Shortly before the New Year, the Illinois Supreme Court announced a long-awaited decision that may appropriately serve to limit forum shopping somewhat in a state full of Judicial Hellholes notorious for the practice.

The high court decision in Fennell v. Illinois Central Railroad Company stems from the mishandling of a case by a lower court in the former Judicial Hellholes jurisdiction of St. Clair County.  There in 2009, a Mississppi man who’d already had his asbestos lawsuit dismissed in his home state where he’d lived and worked for decades filed his case again with the help of local Illinois lawyers.

As reported by the Madison-St.
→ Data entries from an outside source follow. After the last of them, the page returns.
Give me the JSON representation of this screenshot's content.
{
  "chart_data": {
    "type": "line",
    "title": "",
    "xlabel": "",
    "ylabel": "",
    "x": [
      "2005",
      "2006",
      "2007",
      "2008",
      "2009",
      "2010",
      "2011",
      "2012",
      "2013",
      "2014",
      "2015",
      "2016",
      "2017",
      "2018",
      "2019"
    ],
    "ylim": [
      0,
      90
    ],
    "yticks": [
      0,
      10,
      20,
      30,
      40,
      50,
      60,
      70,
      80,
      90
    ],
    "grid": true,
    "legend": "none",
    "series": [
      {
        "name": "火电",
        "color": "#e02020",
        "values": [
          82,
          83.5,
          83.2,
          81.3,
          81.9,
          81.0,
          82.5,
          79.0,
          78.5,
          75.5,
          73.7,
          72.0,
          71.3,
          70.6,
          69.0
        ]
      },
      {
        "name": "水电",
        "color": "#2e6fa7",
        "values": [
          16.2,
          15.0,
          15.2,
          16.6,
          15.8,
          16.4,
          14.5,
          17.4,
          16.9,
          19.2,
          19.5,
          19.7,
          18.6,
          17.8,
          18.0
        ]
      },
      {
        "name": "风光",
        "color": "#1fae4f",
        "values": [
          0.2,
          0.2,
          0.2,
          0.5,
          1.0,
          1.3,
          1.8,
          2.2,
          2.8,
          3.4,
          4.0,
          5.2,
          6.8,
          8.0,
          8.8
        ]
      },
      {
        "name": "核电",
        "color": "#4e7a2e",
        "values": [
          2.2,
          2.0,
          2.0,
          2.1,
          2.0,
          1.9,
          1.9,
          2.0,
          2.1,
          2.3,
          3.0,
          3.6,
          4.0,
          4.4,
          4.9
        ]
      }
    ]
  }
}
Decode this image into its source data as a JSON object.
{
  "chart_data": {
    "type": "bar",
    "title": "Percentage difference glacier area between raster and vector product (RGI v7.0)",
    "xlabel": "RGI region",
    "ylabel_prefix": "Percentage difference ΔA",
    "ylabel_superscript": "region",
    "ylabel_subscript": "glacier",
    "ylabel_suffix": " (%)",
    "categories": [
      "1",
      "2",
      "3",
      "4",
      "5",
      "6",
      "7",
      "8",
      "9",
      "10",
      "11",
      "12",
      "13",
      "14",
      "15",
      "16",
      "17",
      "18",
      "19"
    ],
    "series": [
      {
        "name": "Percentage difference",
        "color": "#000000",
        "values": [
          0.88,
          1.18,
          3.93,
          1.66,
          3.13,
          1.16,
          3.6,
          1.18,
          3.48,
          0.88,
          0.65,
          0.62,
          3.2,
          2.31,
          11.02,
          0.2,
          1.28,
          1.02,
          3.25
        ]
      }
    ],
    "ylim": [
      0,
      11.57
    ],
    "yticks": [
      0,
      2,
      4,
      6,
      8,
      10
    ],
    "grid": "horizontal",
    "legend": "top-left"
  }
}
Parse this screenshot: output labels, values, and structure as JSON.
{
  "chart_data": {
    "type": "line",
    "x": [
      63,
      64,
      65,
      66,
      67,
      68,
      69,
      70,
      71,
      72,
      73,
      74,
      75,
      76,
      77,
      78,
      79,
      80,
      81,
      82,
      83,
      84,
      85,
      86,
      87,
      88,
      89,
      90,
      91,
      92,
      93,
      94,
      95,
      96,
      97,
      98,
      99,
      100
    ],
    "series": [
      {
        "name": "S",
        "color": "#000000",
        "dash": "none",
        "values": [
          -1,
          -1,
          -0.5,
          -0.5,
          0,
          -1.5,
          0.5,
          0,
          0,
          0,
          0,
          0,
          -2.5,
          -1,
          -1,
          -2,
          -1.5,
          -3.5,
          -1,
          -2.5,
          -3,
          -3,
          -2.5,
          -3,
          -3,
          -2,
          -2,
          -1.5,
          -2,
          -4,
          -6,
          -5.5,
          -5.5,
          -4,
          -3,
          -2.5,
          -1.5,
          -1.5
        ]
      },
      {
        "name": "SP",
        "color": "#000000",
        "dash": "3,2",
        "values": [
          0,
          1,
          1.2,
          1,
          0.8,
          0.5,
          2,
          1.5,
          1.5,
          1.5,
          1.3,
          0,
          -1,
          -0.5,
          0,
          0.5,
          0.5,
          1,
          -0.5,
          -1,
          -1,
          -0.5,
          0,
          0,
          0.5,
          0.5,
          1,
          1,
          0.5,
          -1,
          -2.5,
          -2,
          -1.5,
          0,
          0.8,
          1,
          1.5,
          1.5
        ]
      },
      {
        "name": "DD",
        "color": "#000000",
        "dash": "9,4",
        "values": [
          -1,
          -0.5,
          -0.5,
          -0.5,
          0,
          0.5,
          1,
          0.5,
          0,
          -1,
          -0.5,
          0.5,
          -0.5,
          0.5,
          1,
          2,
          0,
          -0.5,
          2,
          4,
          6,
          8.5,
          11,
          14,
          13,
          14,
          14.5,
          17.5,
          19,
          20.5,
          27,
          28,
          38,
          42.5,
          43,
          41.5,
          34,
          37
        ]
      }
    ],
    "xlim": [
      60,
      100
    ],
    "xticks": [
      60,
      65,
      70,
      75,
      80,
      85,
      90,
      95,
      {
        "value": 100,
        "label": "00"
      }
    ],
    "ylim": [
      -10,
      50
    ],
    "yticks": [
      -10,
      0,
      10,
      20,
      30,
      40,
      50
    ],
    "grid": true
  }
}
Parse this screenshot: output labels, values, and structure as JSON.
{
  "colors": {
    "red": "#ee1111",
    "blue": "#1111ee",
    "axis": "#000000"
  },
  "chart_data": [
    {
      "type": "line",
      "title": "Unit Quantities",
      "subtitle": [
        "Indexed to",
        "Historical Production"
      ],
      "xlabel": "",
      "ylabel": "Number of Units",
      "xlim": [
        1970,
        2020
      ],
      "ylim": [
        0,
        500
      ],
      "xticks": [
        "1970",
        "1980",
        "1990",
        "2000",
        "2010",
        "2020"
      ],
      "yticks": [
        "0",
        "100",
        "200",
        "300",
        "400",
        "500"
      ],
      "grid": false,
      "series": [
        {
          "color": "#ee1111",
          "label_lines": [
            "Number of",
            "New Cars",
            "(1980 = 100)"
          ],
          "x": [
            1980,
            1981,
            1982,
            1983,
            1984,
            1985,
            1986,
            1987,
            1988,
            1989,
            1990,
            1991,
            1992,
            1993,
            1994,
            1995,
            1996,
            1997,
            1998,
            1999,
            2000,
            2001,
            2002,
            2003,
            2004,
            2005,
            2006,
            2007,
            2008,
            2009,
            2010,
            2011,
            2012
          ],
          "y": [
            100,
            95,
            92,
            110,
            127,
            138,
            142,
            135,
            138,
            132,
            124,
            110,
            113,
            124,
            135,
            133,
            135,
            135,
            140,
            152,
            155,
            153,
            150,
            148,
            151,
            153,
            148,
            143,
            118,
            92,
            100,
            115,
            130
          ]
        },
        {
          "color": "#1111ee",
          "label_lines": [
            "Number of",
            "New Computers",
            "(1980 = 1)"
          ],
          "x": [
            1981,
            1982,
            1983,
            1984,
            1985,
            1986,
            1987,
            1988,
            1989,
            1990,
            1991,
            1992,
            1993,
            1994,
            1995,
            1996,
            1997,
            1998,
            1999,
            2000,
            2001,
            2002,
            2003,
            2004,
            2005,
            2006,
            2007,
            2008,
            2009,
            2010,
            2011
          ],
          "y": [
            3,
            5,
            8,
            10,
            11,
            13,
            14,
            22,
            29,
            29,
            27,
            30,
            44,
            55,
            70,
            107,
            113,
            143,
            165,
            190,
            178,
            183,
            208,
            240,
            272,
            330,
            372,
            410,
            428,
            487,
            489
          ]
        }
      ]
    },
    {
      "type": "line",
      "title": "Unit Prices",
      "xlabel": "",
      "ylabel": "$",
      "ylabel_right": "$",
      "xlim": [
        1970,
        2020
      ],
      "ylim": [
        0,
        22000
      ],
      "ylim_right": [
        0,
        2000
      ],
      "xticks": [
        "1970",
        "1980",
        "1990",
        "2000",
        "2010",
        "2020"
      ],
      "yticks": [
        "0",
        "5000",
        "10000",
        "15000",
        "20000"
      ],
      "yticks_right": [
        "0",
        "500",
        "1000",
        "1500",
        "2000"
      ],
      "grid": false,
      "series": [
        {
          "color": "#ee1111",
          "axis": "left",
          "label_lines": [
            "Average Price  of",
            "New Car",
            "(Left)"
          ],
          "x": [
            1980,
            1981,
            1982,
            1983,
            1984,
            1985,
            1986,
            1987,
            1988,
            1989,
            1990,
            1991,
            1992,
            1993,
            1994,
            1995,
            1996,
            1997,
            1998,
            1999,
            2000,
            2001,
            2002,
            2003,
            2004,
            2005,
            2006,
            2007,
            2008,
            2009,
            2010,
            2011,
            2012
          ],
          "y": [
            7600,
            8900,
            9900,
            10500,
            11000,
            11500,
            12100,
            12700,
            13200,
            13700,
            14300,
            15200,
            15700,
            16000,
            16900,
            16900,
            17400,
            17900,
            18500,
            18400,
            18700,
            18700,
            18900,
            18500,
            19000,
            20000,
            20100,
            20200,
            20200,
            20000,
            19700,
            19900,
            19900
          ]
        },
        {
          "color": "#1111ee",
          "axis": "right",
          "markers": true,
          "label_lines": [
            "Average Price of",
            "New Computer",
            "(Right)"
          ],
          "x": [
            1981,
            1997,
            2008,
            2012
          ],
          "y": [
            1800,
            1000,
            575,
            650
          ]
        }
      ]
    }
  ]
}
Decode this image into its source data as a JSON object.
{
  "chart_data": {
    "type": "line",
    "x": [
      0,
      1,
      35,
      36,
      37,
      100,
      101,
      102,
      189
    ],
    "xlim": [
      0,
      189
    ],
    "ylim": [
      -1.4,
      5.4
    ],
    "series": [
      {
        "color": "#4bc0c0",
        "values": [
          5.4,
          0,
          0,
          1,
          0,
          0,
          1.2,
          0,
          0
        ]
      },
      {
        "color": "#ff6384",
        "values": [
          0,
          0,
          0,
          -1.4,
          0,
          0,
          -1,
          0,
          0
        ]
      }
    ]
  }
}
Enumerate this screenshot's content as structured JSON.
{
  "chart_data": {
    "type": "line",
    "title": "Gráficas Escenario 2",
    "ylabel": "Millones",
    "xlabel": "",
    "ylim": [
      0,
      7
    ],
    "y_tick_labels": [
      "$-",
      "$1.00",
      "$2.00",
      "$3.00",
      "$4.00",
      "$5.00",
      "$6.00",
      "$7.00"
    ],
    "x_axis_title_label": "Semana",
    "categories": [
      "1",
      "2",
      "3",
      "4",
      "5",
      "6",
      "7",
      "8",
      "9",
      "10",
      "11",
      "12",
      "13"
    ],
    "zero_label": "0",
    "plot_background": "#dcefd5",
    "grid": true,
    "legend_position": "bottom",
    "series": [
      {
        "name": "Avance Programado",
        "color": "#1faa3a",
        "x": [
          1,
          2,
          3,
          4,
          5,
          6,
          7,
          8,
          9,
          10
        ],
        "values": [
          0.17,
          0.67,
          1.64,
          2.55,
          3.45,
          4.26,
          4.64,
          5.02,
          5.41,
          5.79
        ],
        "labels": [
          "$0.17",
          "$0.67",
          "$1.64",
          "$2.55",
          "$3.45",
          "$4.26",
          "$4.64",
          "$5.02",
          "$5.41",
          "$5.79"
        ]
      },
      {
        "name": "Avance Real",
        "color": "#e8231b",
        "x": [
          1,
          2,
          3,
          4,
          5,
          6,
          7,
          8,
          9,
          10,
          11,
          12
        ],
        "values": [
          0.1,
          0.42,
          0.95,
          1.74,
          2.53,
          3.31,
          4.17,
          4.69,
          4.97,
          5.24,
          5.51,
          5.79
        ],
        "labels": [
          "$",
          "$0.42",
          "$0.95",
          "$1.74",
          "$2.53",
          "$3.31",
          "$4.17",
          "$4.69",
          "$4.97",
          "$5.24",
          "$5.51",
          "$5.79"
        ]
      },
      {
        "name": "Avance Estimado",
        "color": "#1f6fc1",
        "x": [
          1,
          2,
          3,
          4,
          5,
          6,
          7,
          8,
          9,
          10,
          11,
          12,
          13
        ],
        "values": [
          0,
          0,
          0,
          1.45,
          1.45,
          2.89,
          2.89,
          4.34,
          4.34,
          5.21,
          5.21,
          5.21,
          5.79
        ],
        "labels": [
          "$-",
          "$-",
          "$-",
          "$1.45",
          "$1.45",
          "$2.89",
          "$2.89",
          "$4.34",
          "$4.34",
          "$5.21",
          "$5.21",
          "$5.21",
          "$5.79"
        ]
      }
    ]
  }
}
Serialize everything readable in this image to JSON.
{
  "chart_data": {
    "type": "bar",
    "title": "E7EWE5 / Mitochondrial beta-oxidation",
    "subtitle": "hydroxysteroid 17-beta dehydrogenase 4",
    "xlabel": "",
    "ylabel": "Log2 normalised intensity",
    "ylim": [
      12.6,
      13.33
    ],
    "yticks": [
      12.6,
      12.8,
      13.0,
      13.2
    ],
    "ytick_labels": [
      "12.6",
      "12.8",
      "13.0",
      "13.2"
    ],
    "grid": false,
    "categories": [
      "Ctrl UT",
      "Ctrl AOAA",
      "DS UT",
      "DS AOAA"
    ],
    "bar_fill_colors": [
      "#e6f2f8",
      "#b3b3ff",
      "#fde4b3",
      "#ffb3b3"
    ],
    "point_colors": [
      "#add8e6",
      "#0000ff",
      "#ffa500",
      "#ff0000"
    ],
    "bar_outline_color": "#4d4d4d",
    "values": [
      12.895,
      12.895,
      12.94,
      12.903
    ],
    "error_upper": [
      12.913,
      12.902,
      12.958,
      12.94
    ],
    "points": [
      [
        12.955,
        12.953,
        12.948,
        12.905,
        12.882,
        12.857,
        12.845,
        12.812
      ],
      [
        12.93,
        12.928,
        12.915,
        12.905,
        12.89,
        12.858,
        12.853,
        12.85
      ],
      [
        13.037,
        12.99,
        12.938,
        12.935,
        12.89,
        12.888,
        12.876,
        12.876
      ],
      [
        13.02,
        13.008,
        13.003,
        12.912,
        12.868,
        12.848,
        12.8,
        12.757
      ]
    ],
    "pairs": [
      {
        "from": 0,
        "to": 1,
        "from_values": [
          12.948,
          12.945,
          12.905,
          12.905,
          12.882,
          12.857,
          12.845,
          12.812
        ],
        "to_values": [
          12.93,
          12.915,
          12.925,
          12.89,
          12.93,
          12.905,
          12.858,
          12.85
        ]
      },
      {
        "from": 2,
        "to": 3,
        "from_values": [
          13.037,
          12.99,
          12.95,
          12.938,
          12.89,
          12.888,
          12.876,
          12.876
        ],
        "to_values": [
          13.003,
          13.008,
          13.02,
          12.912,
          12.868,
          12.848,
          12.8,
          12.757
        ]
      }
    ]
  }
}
Clair Record, now retired but once infamously plaintiff-friendly Circuit Judge Lloyd Cueto denied the defendant’s motion for forum non conveniens.

But the high court’s 5-1 majority finally overturned Judge Cueto: “Without belaboring the point, the circuit court failed to recognize several private and public interest factors in its [forum non conveniens] analysis.  Accordingly, we remind our trial courts to include all of the relevant private and public interest factors in their analyses.”  Such factors in Fennell “strongly favor dismissal in favor of a Mississippi forum.”

When witnesses, records, and the alleged exposure to asbestos are largely located or occurred outside St. Clair County (and outside all of Illinois), it’s abundantly clear to anyone with common sense that the lawsuit was filed there for one reason: the plaintiff’s attorneys assumed they’d have an advantage there.

But to it’s credit, the Supreme Court majority made clear that courts shouldn’t favor forum shopping, and that St. Clair County taxpayers should not be obligated to foot the bill for a trial that should occur in Mississippi, if it should occur at all.  The lone dissenter, not surprisingly, was Chief Justice Thomas Kilbride who, apparently, would prefer to encourage the forum shopping that has contributed significantly to the Judicial Hellholes reputations of so many Illinois courts.